The company is thankful that none of its branches were damaged and that all employees are safe and sound. “A couple of our employees houses flooded and the owners of REVCO had flooding at their home, but everyone is safe,” Bourquin said. “We can complain about the situation, but what really matters is that everyone is okay.”

The company kept things running with just one generator, using it to power a couple of lights and one computer for processing orders. The REVCO team operated on a skeleton crew to service its customers.

Even before Sandy made landfall, REVCO felt the impact of the storm.

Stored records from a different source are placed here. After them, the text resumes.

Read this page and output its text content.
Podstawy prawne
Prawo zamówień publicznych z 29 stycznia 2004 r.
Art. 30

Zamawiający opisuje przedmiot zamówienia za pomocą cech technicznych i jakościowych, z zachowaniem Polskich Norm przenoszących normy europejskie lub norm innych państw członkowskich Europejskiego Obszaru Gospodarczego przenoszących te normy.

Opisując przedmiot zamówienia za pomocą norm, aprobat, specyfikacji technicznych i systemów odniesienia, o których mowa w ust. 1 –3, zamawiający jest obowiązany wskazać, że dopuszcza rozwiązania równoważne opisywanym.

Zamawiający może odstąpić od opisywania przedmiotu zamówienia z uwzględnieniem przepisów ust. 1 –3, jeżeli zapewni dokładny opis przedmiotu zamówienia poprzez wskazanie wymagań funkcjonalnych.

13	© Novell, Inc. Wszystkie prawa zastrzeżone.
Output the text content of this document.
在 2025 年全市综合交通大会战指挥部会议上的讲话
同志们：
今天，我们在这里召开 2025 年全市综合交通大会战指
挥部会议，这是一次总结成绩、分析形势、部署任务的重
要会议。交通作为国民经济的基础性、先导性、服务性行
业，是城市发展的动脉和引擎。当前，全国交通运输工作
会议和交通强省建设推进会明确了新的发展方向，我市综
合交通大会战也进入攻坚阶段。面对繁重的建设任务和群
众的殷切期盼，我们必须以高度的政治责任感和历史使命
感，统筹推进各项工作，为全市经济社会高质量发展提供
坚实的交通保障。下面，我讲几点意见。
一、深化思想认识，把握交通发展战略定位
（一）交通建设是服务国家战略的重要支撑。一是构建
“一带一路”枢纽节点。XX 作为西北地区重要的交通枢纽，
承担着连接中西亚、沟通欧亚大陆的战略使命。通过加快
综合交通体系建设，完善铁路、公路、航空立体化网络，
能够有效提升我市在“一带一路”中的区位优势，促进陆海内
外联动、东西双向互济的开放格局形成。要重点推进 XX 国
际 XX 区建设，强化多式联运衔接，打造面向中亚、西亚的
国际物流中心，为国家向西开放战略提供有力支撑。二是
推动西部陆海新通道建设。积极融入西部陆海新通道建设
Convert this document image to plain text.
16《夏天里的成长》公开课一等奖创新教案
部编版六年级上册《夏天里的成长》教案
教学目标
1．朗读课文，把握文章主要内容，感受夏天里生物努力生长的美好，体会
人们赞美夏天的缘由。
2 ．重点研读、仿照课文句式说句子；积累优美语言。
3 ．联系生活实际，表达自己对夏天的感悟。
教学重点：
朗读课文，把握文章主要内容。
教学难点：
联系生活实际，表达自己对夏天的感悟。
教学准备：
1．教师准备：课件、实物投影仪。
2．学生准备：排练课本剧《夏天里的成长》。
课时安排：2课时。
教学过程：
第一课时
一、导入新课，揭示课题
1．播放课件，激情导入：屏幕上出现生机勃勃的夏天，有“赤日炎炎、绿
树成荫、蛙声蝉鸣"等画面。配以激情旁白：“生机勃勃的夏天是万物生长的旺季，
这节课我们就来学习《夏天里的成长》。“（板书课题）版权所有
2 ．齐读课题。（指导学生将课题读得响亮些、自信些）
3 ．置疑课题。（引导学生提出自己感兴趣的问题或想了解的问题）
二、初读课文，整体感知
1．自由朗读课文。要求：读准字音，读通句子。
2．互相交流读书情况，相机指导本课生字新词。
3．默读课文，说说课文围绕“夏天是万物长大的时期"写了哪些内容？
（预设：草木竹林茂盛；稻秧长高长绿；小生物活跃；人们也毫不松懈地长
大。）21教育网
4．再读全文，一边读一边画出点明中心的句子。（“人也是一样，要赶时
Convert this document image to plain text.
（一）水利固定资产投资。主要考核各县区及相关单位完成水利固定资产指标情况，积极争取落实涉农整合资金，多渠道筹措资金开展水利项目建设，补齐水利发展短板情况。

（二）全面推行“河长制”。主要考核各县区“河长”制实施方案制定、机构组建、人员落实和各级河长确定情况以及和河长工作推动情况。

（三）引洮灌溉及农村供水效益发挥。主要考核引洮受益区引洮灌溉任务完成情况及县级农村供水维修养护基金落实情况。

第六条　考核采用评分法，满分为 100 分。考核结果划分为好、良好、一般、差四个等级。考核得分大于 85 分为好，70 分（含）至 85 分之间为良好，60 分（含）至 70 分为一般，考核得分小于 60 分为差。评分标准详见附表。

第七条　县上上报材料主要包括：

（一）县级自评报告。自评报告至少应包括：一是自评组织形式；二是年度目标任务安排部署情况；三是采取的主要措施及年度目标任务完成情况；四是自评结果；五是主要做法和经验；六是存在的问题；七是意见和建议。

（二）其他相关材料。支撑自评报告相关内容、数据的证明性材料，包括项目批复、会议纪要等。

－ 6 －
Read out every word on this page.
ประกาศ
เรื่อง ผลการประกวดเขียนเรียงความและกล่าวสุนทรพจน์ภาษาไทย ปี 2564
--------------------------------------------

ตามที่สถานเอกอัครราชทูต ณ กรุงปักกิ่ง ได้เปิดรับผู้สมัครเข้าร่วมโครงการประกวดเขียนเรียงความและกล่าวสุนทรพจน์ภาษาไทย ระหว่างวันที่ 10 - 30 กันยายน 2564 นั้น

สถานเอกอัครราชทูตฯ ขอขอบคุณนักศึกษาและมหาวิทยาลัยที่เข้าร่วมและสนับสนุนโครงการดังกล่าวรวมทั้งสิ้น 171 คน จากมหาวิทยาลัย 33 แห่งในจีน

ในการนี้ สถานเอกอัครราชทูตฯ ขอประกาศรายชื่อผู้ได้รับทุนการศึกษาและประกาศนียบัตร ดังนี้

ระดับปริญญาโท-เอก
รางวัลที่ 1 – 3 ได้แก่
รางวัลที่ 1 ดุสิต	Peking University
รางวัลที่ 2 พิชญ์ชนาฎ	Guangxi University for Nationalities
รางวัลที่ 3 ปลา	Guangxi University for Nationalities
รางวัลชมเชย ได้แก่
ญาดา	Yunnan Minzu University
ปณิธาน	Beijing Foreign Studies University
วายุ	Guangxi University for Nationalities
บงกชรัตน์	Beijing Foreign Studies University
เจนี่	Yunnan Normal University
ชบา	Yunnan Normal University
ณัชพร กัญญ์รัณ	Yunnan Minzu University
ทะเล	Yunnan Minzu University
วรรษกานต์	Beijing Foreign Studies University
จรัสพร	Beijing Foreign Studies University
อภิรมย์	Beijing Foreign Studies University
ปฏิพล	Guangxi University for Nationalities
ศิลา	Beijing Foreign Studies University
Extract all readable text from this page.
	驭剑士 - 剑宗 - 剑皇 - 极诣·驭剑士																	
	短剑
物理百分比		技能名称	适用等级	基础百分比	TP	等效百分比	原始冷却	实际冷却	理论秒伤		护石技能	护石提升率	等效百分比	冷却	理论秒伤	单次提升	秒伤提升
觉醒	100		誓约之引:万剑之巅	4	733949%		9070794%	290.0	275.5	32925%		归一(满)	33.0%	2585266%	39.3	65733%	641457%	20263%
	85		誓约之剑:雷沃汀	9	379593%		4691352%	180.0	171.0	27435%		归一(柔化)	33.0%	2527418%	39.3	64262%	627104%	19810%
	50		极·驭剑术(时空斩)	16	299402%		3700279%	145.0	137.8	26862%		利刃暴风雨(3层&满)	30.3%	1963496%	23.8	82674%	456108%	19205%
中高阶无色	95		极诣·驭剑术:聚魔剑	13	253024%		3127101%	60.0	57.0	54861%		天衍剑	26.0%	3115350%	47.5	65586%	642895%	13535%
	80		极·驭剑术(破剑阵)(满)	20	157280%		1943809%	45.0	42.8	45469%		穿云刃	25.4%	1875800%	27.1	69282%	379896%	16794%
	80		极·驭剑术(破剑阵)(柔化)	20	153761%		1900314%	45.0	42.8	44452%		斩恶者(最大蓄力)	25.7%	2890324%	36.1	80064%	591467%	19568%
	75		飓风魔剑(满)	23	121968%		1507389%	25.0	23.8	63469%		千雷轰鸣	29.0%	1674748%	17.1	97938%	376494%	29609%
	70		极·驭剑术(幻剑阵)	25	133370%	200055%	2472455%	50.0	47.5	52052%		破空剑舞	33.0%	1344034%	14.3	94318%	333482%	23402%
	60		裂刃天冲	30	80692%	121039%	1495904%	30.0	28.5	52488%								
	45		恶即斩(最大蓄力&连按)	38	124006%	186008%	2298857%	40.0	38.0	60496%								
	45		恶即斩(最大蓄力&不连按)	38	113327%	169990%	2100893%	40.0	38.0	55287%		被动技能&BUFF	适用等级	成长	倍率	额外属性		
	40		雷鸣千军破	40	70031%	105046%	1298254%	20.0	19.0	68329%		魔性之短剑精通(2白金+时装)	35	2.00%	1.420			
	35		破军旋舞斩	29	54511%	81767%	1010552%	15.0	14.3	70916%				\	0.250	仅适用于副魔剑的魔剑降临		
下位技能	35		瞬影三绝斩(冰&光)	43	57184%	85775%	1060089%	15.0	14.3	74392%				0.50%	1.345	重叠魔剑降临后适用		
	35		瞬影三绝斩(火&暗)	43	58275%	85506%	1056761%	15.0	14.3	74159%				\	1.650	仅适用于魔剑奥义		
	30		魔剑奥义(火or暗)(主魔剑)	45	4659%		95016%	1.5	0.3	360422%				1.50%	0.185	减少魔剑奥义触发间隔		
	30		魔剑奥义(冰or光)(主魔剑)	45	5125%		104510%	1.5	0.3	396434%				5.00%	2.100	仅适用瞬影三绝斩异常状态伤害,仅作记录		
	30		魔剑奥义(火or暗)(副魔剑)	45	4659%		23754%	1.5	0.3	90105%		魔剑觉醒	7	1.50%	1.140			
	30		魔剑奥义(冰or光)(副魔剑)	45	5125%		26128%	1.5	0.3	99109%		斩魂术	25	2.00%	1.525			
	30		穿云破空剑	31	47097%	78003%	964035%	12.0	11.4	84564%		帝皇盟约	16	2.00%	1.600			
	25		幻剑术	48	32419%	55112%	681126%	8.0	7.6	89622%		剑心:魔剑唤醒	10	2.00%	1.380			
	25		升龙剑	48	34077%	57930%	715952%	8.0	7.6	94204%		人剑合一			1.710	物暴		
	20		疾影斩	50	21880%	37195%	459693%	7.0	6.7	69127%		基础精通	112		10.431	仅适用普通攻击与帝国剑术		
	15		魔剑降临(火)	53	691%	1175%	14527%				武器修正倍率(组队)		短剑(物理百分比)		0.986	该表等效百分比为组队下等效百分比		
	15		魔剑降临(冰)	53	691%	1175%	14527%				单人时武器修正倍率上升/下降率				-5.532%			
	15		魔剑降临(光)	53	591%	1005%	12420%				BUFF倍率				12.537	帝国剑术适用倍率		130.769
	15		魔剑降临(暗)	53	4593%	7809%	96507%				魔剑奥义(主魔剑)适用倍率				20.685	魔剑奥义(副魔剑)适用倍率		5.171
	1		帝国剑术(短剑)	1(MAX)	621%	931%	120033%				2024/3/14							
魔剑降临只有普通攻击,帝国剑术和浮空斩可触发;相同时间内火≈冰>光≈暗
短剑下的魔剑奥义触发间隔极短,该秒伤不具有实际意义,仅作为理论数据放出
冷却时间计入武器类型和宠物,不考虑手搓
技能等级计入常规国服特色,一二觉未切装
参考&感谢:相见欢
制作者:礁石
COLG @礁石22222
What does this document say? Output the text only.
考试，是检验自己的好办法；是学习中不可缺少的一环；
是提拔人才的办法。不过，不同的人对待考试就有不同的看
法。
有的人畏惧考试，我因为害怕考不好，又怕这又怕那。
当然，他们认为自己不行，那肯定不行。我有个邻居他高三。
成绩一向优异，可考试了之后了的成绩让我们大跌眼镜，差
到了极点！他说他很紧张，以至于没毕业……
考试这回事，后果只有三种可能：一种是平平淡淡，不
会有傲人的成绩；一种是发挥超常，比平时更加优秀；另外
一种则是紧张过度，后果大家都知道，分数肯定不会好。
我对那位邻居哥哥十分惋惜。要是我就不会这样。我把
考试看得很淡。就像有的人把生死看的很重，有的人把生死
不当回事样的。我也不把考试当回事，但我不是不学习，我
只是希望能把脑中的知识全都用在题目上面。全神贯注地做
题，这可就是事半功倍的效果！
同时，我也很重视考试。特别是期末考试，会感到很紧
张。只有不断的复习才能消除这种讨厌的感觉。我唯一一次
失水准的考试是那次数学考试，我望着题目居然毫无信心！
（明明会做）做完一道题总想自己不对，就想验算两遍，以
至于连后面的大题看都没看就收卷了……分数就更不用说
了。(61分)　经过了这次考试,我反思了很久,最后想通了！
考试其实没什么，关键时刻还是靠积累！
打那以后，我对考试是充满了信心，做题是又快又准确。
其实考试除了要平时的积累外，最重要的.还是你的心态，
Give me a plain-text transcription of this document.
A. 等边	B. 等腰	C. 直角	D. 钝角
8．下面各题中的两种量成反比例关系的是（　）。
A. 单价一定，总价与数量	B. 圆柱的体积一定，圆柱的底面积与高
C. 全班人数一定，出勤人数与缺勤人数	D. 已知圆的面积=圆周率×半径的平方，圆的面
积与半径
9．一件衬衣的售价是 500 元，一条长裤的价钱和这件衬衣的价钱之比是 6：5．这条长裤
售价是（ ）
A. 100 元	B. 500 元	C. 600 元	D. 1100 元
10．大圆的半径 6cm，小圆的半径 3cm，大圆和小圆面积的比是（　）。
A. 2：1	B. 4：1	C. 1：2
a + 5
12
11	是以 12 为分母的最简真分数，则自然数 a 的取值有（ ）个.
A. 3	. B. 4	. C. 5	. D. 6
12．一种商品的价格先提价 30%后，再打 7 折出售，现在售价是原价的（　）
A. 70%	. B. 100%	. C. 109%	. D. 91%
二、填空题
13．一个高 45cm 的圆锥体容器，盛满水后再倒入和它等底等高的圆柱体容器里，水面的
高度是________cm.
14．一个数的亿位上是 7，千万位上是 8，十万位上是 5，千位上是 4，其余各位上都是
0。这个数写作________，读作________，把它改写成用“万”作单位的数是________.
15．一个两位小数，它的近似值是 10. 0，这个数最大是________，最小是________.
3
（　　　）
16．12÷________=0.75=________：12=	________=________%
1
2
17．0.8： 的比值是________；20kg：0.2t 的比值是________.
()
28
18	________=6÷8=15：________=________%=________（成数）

Bourquin recalls that homeowners were calling around town, frantically trying to find generators before the storm hit.

“We had a few generators in stock that were left over from a previous storm and we sold out of those immediately, before the storm hit,” Bourquin said. “Then Wednesday we got a delivery of generator plugs, and they sold out immediately.”

REVCO is hoping for another shipment of generator plugs, but with a gas shortage now looming over Long Island, Bourquin isn’t sure when, or even if, that shipment will make its way to their facilities.

“Our trucks have gas now, but that will only last so long,” she said. “We’re being told that it could take anywhere from a day or two, to a week or two for gas deliveries to make it to the island.”

According to the Associated Press, gas has become a precious commodity in the East thanks to storm damage and many gas stations lacking the electricity needed to run their pumps. The AP reported that some drivers waited more than three hours in line for gas, with pumps running out of fuel just before their turns to fill up.

“There’s a bit of hysteria over the gas,” Bourquin said. “It’s a little scary and eerie…I’ve never seen anything like this in my life. There was all of this hype about the storm before it hit, and I think it exceeded those expectations.”

Still, Bourquin keeps her attitude positive and her thoughts in perspective. “It’s not ideal, but it’s building character,” she laughs. “It makes you realize how lucky you are and how little you really need to get by.”